Nu stromen weer bewoners toe uit Amsterdam en Utrecht, waar nauwelijks nog betaalbare huizen zijn te krijgen. Voor de prijs van een eenkamerstudiootje in Amsterdam krijg je in Almere een rijtjeshuis met tuin. De goedkoopste woningen zijn het eerst weg. Daardoor komen ook binnen Almere de verhuizingen weer op gang naar wijken op betere stand.
Volgens de Nederlandse Vereniging van Makelaars zijn de Almeerse huizenprijzen in één jaar met 16,4 procent gestegen. De huren in de vrije sector van Flevoland gingen in één jaar met 23,5 procent omhoog.
Ook grote huizen worden snel verkocht. Mondhygiëniste Sonja Serlie en haar man hadden lang gewacht met de verkoop van hun grote gezinsvilla met tuin. Er was geen belangstelling voor. Afgelopen maand lukte het wel. De verkoopprijs was 475.000 euro, bescheiden vergeleken bij Het Gooi of de Randstad.
De stad groeit weer. De binnenstad heeft een nieuwe Primark en in het oude V&Dgebouw komt een warenhuis van Hudson’s Bay. In de wijk Almere Poort, vlak bij de brug naar Muiden en Amsterdam, wordt weer gebouwd. In 2016 werd de 200.000ste inwoner van de stad verwelkomd. Almere is nu de achtste stad van Nederland, net iets kleiner dan Groningen.
De eerste huizen die in 1976 werden opgeleverd waren sociale huurwoningen voor Amsterdammers die uit te saneren grotestadswijken kwamen. Inmiddels heeft nog maar een kwart een sociale huurwoning. Het is mede daarom dat de VVD tegenwoordig de grootste partij van de stad is. In de jaren 80 was dat nog de PvdA. Ook huizenbezitters Wim en Helma IJgosse stemmen VVD.
De minder welgestelde buurten in de stad zijn vaak een springplank naar betere wijken. Volgens Niels Orij van makelaardij Van der Linden stromen veel mensen door vanuit de sociale huur naar een koopwoning. De stap dáárna is een ander, groter koophuis. Of een huis in een rustiger buurt. Eymert Versteegt (38) verhuisde met zijn vriendin van de Stedenwijk naar de Filmwijk. „We woonden daar in een grotere woning dan waar we nu zitten. Maar de buurt was niet geweldig. Er was veel overlast en kleine criminaliteit. De bushalte bij ons huis was vlak bij een belwinkel waar veel jonge mannen rondhingen”, zegt hij.
Huizen worden gretig gekocht
Wim en Helma kwamen oorspronkelijk uit de Almeerse Kruidenwijk.
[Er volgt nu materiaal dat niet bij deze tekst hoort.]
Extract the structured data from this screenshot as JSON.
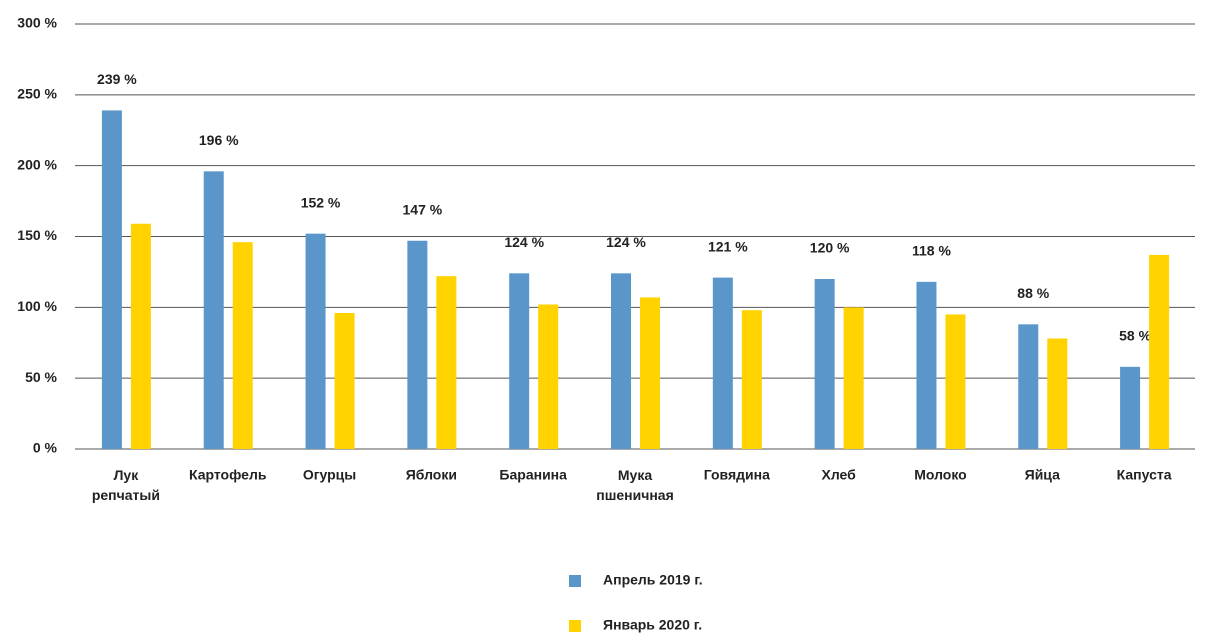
{
  "chart_data": {
    "type": "bar",
    "categories": [
      "Лук репчатый",
      "Картофель",
      "Огурцы",
      "Яблоки",
      "Баранина",
      "Мука пшеничная",
      "Говядина",
      "Хлеб",
      "Молоко",
      "Яйца",
      "Капуста"
    ],
    "series": [
      {
        "name": "Апрель 2019 г.",
        "color": "#5a96c9",
        "values": [
          239,
          196,
          152,
          147,
          124,
          124,
          121,
          120,
          118,
          88,
          58
        ],
        "value_labels": [
          "239 %",
          "196 %",
          "152 %",
          "147 %",
          "124 %",
          "124 %",
          "121 %",
          "120 %",
          "118 %",
          "88 %",
          "58 %"
        ]
      },
      {
        "name": "Январь 2020 г.",
        "color": "#ffd200",
        "values": [
          159,
          146,
          96,
          122,
          102,
          107,
          98,
          100,
          95,
          78,
          137
        ]
      }
    ],
    "ylim": [
      0,
      300
    ],
    "yticks": [
      {
        "value": 0,
        "label": "0 %"
      },
      {
        "value": 50,
        "label": "50 %"
      },
      {
        "value": 100,
        "label": "100 %"
      },
      {
        "value": 150,
        "label": "150 %"
      },
      {
        "value": 200,
        "label": "200 %"
      },
      {
        "value": 250,
        "label": "250 %"
      },
      {
        "value": 300,
        "label": "300 %"
      }
    ],
    "grid": true
  }
}
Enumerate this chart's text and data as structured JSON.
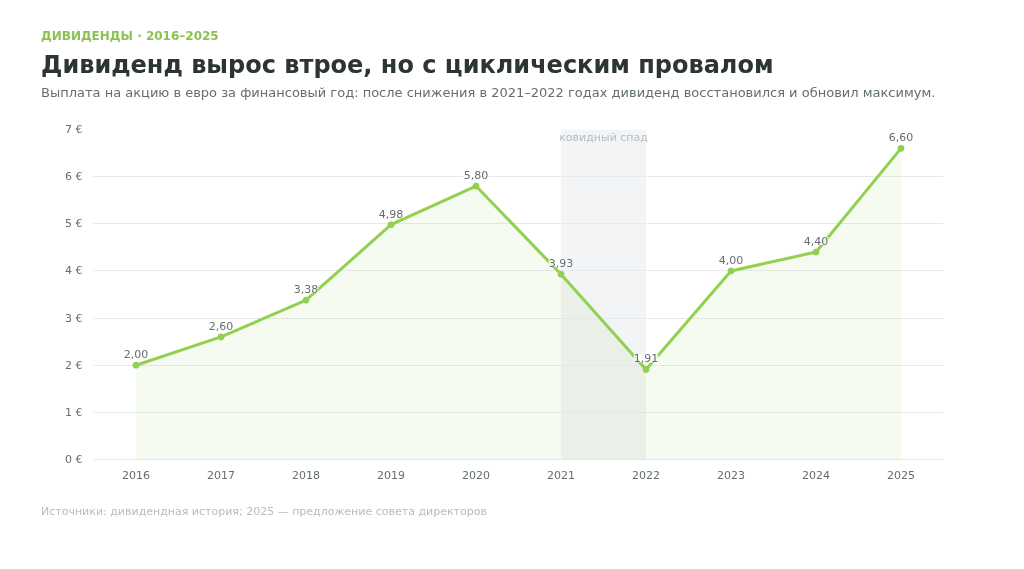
{
  "chart_data": {
    "type": "area",
    "title": "Дивиденд вырос втрое, но с циклическим провалом",
    "subtitle": "Выплата на акцию в евро за финансовый год: после снижения в 2021–2022 годах дивиденд восстановился и обновил максимум.",
    "annotations": [
      "ДИВИДЕНДЫ · 2016–2025",
      "Источники: дивидендная история; 2025 — предложение совета директоров"
    ],
    "x": [
      2016,
      2017,
      2018,
      2019,
      2020,
      2021,
      2022,
      2023,
      2024,
      2025
    ],
    "series": [
      {
        "color": "#92d050",
        "values": [
          2.0,
          2.6,
          3.38,
          4.98,
          5.8,
          3.93,
          1.91,
          4.0,
          4.4,
          6.6
        ],
        "value_labels": [
          "2,00",
          "2,60",
          "3,38",
          "4,98",
          "5,80",
          "3,93",
          "1,91",
          "4,00",
          "4,40",
          "6,60"
        ]
      }
    ],
    "xlim": [
      2015.5,
      2025.5
    ],
    "xticks": [
      2016,
      2017,
      2018,
      2019,
      2020,
      2021,
      2022,
      2023,
      2024,
      2025
    ],
    "ylim": [
      0,
      7
    ],
    "yticks": [
      {
        "value": 0,
        "label": "0 €"
      },
      {
        "value": 1,
        "label": "1 €"
      },
      {
        "value": 2,
        "label": "2 €"
      },
      {
        "value": 3,
        "label": "3 €"
      },
      {
        "value": 4,
        "label": "4 €"
      },
      {
        "value": 5,
        "label": "5 €"
      },
      {
        "value": 6,
        "label": "6 €"
      },
      {
        "value": 7,
        "label": "7 €"
      }
    ],
    "bands": [
      {
        "axis": "x",
        "from": 2021,
        "to": 2022,
        "label": "ковидный спад",
        "color": "#e9edf0"
      }
    ],
    "grid": "y",
    "marker": "circle",
    "line_style": "solid"
  }
}
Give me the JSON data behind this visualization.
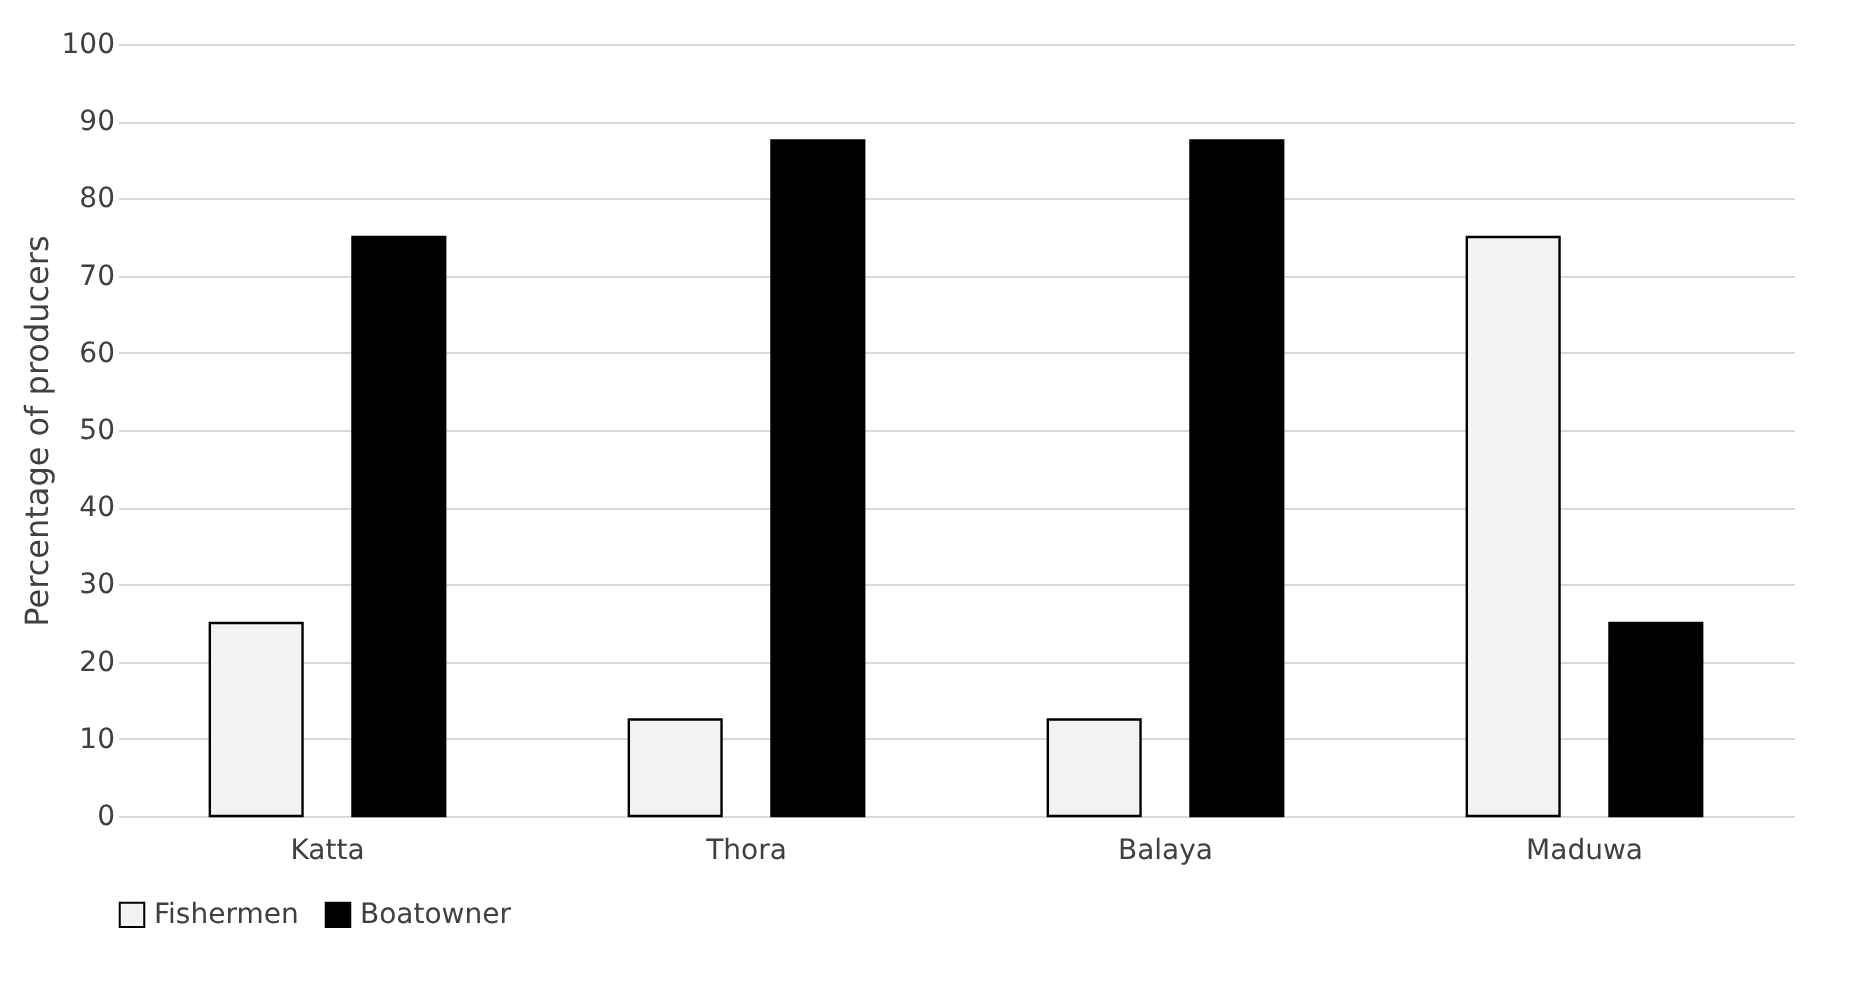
{
  "chart_data": {
    "type": "bar",
    "ylabel": "Percentage of producers",
    "categories": [
      "Katta",
      "Thora",
      "Balaya",
      "Maduwa"
    ],
    "series": [
      {
        "name": "Fishermen",
        "color": "#f2f2f2",
        "values": [
          25,
          12.5,
          12.5,
          75
        ]
      },
      {
        "name": "Boatowner",
        "color": "#000000",
        "values": [
          75,
          87.5,
          87.5,
          25
        ]
      }
    ],
    "ylim": [
      0,
      100
    ],
    "yticks": [
      0,
      10,
      20,
      30,
      40,
      50,
      60,
      70,
      80,
      90,
      100
    ],
    "grid": "y",
    "legend": "bottom"
  }
}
Vorig jaar werd de busdienst daar tijdelijk stopgezet omdat groepen jongens, vaak van Marokkaanse afkomst, daar stenen naar de bussen gooiden. Bij mensen die klaagden over hun gedrag werden de ruiten ingegooid. Afgelopen maart gebeurde dit weer. Er hangen nu bewakingscamera’s in de straten en de burgemeester ging op bezoek bij de slachtoffers.
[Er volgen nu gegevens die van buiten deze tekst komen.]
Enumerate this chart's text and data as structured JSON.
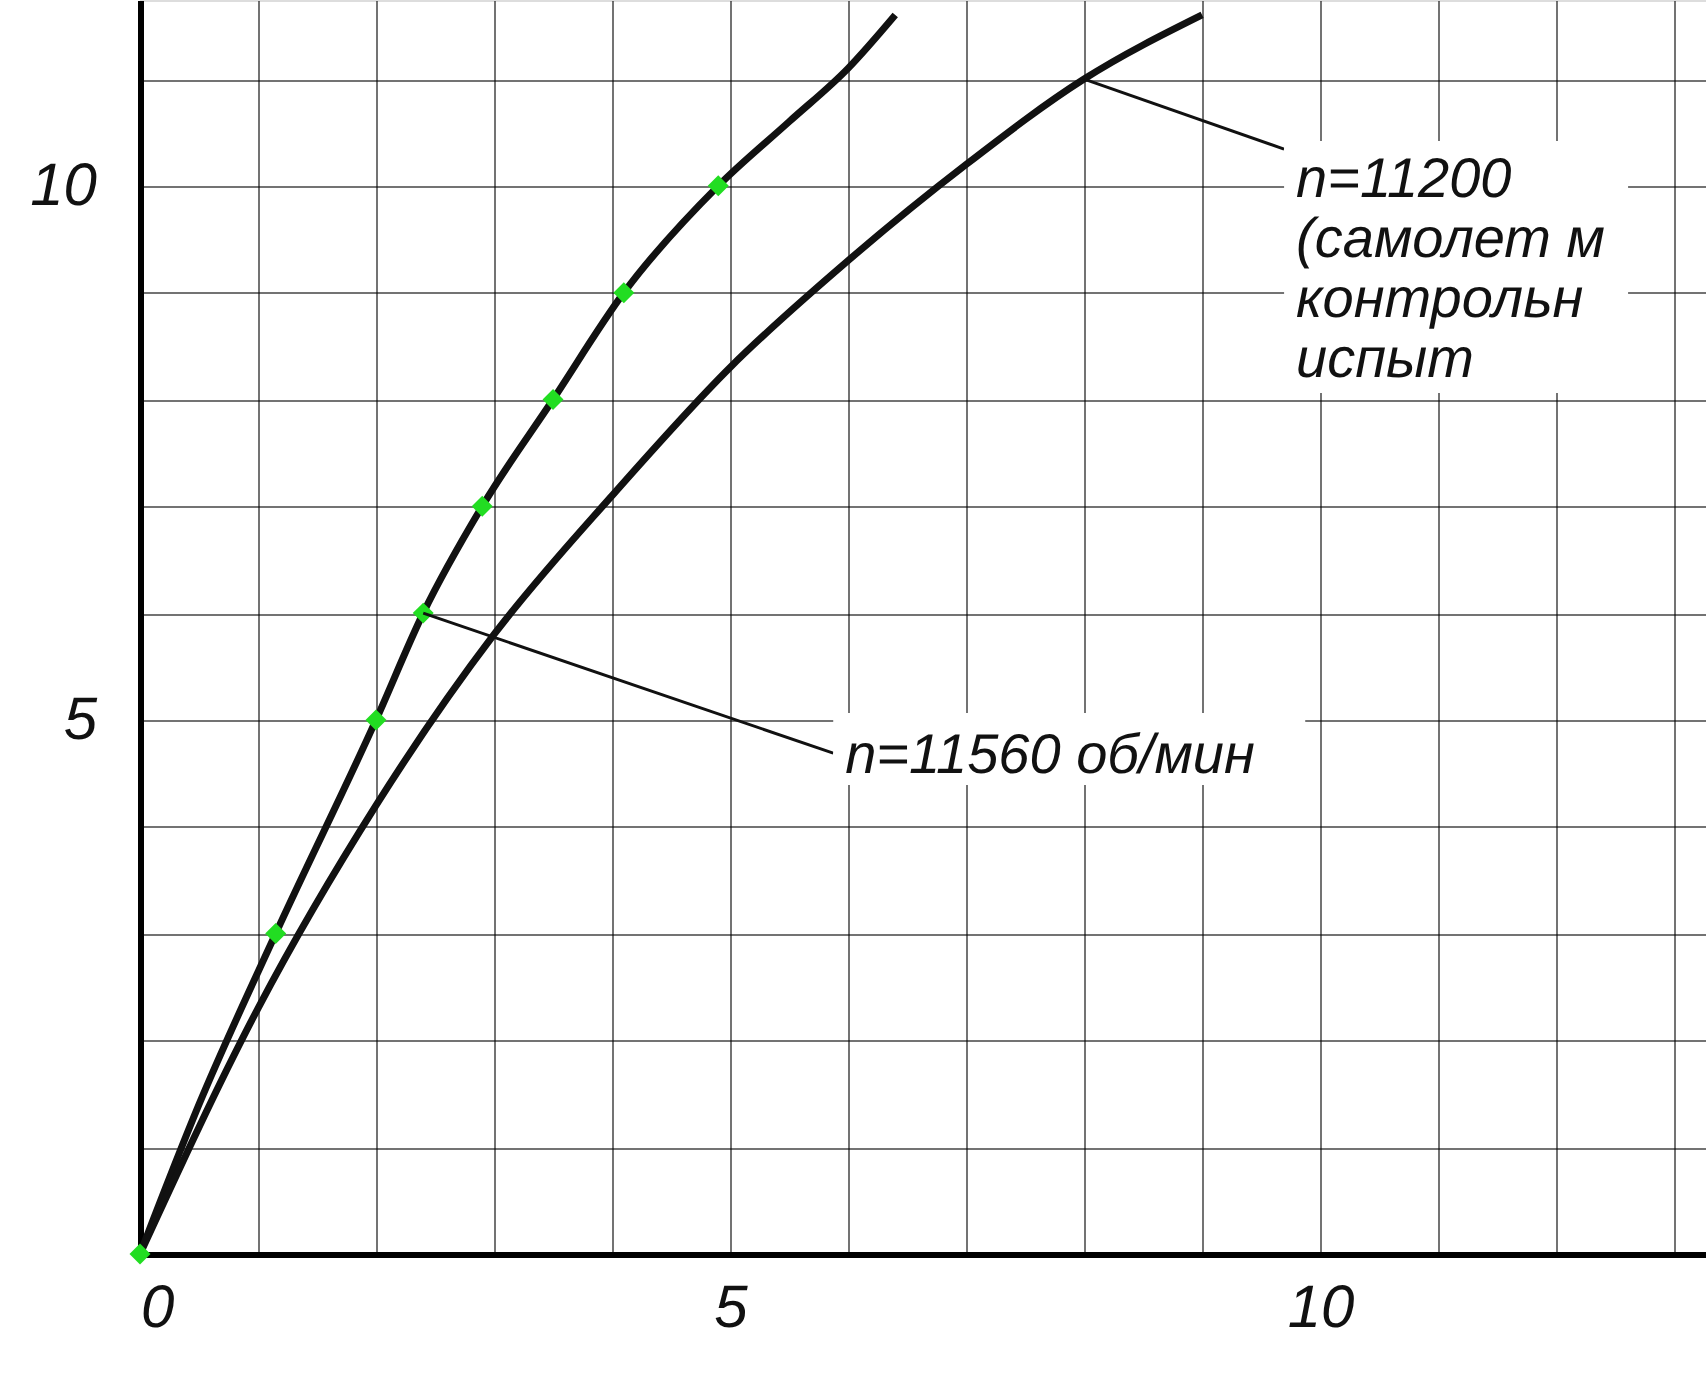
{
  "chart_data": {
    "type": "line",
    "xlim": [
      0,
      13.27
    ],
    "ylim": [
      0,
      11.74
    ],
    "xticks": [
      0,
      {
        "value": 1,
        "label": null
      },
      {
        "value": 2,
        "label": null
      },
      {
        "value": 3,
        "label": null
      },
      {
        "value": 4,
        "label": null
      },
      5,
      {
        "value": 6,
        "label": null
      },
      {
        "value": 7,
        "label": null
      },
      {
        "value": 8,
        "label": null
      },
      {
        "value": 9,
        "label": null
      },
      10,
      {
        "value": 11,
        "label": null
      },
      {
        "value": 12,
        "label": null
      },
      {
        "value": 13,
        "label": null
      }
    ],
    "yticks": [
      {
        "value": 0,
        "label": null
      },
      {
        "value": 1,
        "label": null
      },
      {
        "value": 2,
        "label": null
      },
      {
        "value": 3,
        "label": null
      },
      {
        "value": 4,
        "label": null
      },
      5,
      {
        "value": 6,
        "label": null
      },
      {
        "value": 7,
        "label": null
      },
      {
        "value": 8,
        "label": null
      },
      {
        "value": 9,
        "label": null
      },
      10,
      {
        "value": 11,
        "label": null
      }
    ],
    "grid": true,
    "line_style": "solid",
    "series": [
      {
        "marker": "none",
        "color": "#111111",
        "x": [
          0,
          0.5,
          1.15,
          2,
          2.4,
          2.9,
          3.5,
          4.1,
          4.9,
          5.5,
          6,
          6.4
        ],
        "values": [
          0,
          1.4,
          3,
          5,
          6,
          7,
          8,
          9,
          10,
          10.6,
          11.1,
          11.6
        ]
      },
      {
        "marker": "none",
        "color": "#111111",
        "x": [
          0,
          1,
          2,
          3,
          4,
          5,
          6,
          7,
          8,
          9
        ],
        "values": [
          0,
          2.3,
          4.2,
          5.8,
          7.1,
          8.3,
          9.3,
          10.2,
          11,
          11.6
        ]
      },
      {
        "type": "scatter",
        "marker": "diamond",
        "color": "#22dd22",
        "x": [
          0,
          1.15,
          2,
          2.4,
          2.9,
          3.5,
          4.1,
          4.9
        ],
        "values": [
          0,
          3,
          5,
          6,
          7,
          8,
          9,
          10
        ]
      }
    ],
    "annotations": [
      {
        "text": "n=11560 об/мин",
        "x": 2.4,
        "y": 6
      },
      {
        "text": "n=11200\n(самолет м\nконтрольн\nиспыт",
        "x": 8,
        "y": 11
      }
    ]
  }
}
Toch vertrekken de mensen niet massaal uit de buurt. Huizen worden nog steeds gretig gekocht, omdat ze goedkoper zijn dan elders. Ook de woningcorporaties zetten huizen te koop. De buurt zou er beter van worden. Volgens de sociaal actieve bewoner Lesley Belfor zijn de huurhuizen te herkennen aan een slecht onderhouden tuin.
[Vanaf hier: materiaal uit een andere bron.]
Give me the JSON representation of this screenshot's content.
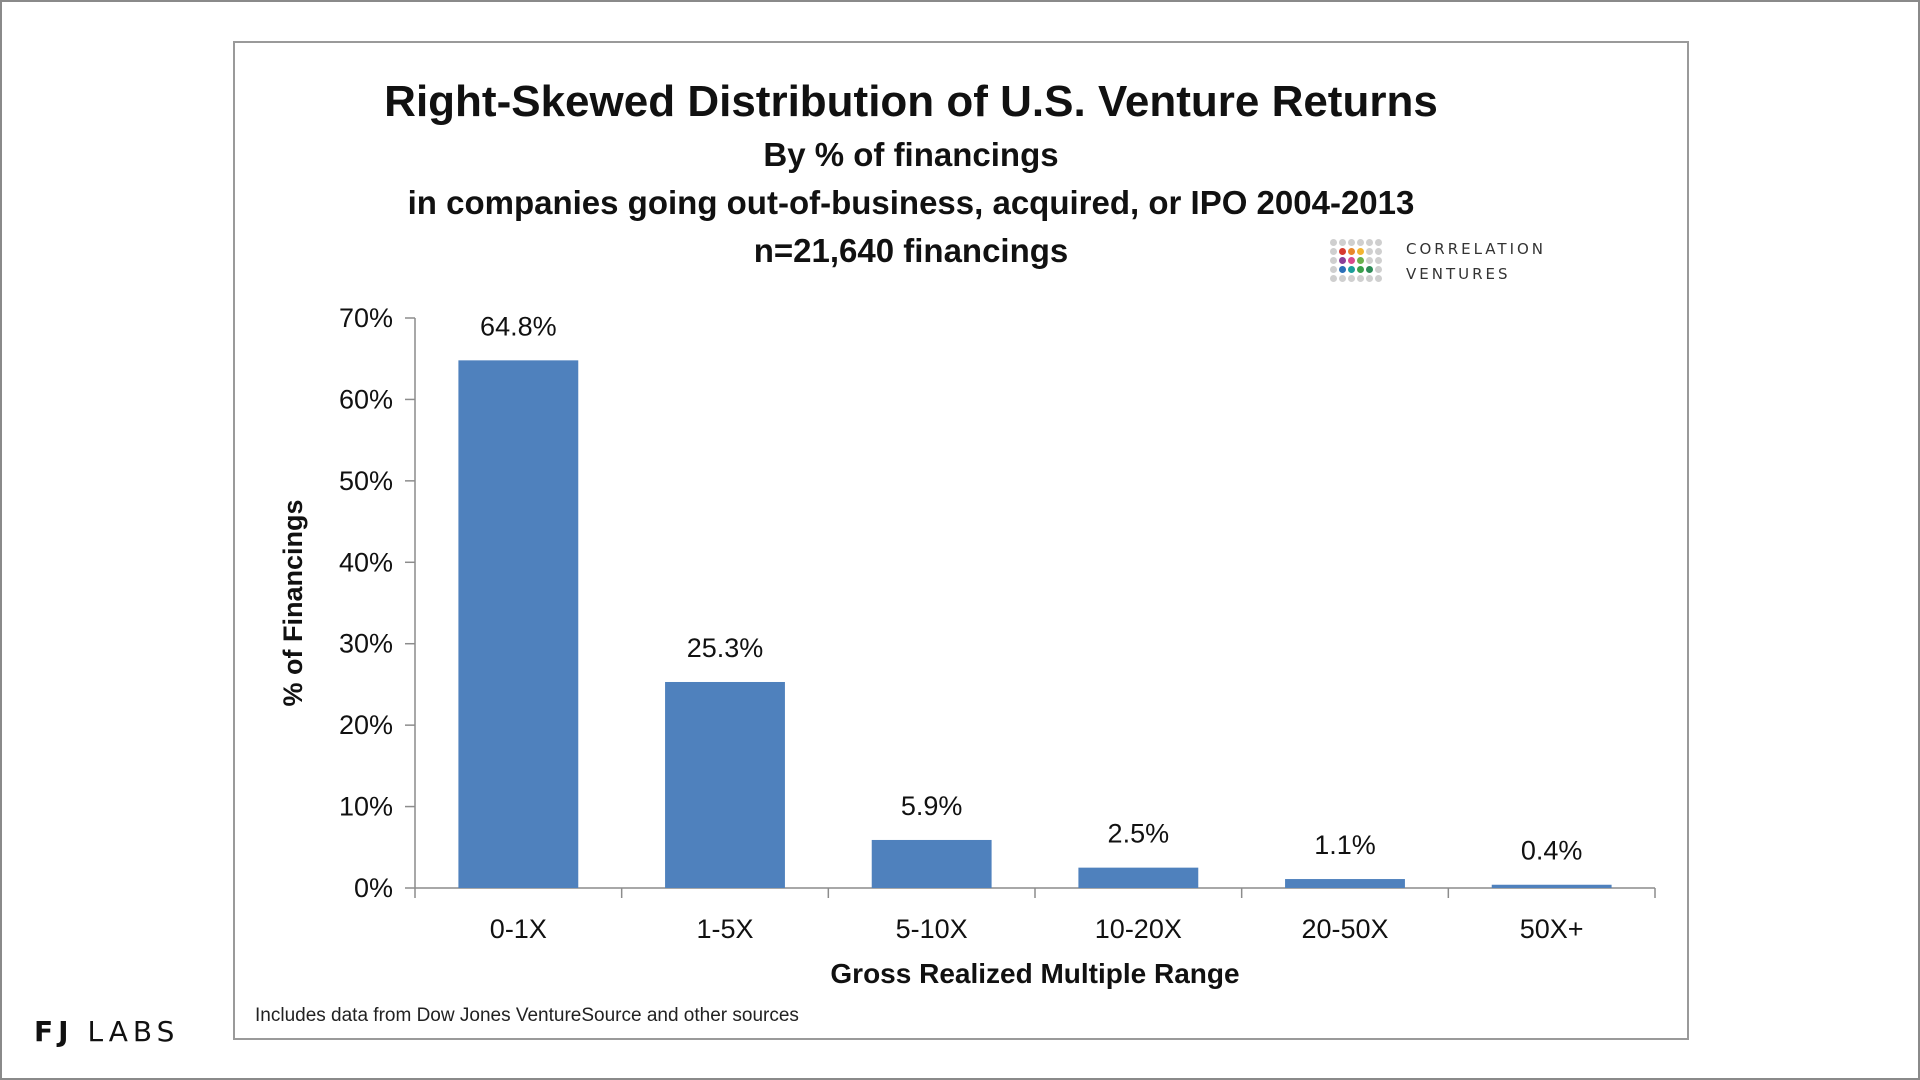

Wim en Helma IJgosse zien een nieuwe toekomst voor Almere. „Lelystad Airport wordt uitgebreid. Dat is hier vijftien kilometer vandaan. En binnenkort gaan ze de A6 naar het vliegveld verder verbreden”, zegt Wim. Daar heeft hij verwachtingen van. Dat brengt nieuwe banen, vast, tijdelijk, voltijd, deeltijd en werk voor zzp’ers. Nieuwe welvaart, maar geen grotere bestaanszekerheid.